In order to avoid these difficulties, there has been a trend toward the use of "dry bath" techniques which have, in large part, replaced the traditional water bath for most routine blood testing applications. Typically, the dry baths consist of a heated block having drilled holes receptive to the test tubes. This technique provides other difficulties. For example, it is virtually impossible to assure full and intimate heat transfer contact between the holes in the heater block and the test tubes. Rather, the test tube tends to contact the heater at a number of points, which tends to develop hot spots. Much of the surface of the test tube is spaced from the surface of the heater block by a thin layer of air which accentuates the undesirable localized heating tendency. Often, the dry devices are operated at too hot a temperature in order to compensate for the non-uniform heat transfer effect. This can lead to short life for the device. Also among the difficulties presented with the dry bath devices is that the optical cuvet may become scratched along insertion and/or removal from the heater socket.

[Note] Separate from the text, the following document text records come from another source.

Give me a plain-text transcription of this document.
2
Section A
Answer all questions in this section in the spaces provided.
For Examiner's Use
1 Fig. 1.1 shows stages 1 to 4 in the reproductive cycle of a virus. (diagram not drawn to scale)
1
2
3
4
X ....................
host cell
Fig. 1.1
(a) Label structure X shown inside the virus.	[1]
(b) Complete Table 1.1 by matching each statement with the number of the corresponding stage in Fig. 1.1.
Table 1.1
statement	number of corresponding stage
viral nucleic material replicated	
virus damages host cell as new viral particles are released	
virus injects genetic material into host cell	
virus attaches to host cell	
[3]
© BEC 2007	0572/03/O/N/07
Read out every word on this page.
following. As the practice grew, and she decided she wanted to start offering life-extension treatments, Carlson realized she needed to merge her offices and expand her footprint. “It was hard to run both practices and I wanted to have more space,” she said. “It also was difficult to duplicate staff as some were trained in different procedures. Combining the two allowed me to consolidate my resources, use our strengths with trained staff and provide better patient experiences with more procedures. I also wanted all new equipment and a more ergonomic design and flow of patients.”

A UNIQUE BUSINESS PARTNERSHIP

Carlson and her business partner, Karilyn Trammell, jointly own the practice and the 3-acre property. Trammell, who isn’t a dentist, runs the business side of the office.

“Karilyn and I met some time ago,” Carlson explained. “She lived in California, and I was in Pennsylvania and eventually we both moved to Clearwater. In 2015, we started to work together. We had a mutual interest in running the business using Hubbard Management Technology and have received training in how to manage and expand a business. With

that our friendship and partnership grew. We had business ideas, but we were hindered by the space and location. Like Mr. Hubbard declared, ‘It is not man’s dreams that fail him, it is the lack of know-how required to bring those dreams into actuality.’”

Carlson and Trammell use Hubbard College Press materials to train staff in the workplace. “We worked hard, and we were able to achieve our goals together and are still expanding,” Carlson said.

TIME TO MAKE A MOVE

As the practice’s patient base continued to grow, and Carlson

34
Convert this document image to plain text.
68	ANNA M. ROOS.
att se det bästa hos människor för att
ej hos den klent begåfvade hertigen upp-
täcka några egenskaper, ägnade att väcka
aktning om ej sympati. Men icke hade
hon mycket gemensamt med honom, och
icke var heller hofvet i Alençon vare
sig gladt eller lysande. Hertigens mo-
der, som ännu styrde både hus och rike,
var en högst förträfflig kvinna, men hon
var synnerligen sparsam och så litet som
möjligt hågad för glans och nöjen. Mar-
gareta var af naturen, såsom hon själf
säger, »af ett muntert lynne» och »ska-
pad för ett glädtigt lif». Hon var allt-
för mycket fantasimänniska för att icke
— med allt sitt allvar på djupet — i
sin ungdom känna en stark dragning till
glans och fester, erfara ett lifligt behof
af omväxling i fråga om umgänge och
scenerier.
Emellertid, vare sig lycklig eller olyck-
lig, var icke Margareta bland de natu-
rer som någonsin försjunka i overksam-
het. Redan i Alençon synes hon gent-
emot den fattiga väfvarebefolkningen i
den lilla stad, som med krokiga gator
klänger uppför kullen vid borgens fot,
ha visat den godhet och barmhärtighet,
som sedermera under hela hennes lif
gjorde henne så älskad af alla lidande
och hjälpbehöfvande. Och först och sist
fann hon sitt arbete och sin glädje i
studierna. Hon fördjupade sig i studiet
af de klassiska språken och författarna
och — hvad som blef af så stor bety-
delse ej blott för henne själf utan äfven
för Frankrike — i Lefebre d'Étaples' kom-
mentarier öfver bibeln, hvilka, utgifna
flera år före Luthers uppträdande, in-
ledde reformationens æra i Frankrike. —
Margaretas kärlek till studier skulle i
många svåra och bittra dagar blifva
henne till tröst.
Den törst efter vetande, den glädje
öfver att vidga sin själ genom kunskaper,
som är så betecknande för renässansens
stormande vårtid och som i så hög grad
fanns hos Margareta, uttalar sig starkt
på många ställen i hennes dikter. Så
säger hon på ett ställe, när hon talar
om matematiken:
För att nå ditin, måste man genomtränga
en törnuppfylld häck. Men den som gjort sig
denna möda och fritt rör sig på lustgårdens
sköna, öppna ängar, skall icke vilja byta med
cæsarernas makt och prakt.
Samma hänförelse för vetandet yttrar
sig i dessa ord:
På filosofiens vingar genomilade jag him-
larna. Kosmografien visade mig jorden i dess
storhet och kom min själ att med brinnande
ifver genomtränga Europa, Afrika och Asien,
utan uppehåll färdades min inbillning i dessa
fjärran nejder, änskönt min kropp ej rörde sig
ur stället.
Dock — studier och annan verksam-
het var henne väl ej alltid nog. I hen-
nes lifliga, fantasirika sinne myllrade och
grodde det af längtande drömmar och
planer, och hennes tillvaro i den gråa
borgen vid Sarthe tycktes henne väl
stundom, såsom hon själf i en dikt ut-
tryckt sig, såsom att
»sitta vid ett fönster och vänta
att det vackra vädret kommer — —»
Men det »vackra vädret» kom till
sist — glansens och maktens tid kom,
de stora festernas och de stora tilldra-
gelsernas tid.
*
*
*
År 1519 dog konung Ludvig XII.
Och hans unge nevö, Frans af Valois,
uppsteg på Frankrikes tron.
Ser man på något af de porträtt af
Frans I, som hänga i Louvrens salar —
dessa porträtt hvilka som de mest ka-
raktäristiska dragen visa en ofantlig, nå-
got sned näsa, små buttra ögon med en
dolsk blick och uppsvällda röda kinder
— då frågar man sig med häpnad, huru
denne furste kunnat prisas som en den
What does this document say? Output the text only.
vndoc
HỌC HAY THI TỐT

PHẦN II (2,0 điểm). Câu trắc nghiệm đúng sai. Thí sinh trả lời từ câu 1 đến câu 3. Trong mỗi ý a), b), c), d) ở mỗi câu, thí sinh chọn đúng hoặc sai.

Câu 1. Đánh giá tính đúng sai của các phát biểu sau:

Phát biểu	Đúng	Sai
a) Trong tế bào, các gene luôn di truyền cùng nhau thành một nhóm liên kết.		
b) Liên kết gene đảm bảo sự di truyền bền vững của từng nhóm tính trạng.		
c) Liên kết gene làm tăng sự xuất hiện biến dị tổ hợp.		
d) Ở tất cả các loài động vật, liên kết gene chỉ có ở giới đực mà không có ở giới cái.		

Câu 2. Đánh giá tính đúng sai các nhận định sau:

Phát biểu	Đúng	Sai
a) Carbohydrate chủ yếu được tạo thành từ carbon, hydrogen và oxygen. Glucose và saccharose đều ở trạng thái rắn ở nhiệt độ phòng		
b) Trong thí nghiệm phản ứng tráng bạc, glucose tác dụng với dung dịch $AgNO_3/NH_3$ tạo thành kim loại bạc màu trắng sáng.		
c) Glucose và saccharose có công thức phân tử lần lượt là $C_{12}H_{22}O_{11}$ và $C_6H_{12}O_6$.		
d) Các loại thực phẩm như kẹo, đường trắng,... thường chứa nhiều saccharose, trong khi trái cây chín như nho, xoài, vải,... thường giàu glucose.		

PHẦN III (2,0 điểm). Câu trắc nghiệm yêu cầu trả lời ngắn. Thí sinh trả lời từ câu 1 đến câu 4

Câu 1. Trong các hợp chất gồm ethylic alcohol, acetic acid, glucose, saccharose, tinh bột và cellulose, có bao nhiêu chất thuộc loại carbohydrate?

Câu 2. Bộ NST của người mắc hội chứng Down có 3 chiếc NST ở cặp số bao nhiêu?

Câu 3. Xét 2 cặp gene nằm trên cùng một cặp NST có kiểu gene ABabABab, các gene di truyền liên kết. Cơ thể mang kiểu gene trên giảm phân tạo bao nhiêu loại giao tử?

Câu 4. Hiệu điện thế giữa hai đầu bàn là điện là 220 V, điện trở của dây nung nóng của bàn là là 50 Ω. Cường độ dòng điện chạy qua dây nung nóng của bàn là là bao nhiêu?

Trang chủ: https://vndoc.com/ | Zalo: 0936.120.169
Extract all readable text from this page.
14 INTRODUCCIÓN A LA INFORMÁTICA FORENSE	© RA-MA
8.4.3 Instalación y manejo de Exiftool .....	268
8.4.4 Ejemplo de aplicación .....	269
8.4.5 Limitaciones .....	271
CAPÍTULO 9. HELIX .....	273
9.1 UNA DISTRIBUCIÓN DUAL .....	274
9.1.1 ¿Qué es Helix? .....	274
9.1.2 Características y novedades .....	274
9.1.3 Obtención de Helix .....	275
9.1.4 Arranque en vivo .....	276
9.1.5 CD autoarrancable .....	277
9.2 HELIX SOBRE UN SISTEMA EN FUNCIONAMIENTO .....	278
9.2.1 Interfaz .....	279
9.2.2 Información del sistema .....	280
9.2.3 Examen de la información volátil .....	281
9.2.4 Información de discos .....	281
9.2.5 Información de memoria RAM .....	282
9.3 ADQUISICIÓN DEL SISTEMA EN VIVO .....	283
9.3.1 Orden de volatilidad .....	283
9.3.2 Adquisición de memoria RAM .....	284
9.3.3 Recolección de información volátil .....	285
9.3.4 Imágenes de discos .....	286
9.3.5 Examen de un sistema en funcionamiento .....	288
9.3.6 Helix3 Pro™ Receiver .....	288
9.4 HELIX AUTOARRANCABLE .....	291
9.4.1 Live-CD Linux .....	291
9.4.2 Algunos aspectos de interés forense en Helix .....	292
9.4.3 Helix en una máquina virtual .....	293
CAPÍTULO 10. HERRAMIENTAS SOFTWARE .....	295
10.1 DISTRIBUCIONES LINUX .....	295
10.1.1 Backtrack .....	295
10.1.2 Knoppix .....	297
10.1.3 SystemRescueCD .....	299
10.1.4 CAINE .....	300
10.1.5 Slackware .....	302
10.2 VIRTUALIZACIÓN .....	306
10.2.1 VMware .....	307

This is highly undesirable because small scratches will scatter light when the cuvet is placed in a spectrophotometer in subsequent optical tests. Notwithstanding these difficulties, dry bath techniques are tending to replace the wet bath techniques because of the fewer manipulative steps required. This is a particularly important factor in mass blood testing procedures.
Also among the techniques which have been suggested in the prior art is to use a forced hot air type of incubator. This suffers from the difficulty that there is a severe time/temperature lag which is undesirable, particularly in mass testing environments.
It is among the general objects of the invention to provide a blood incubation device which overcomes the difficulties presented by the presently available systems.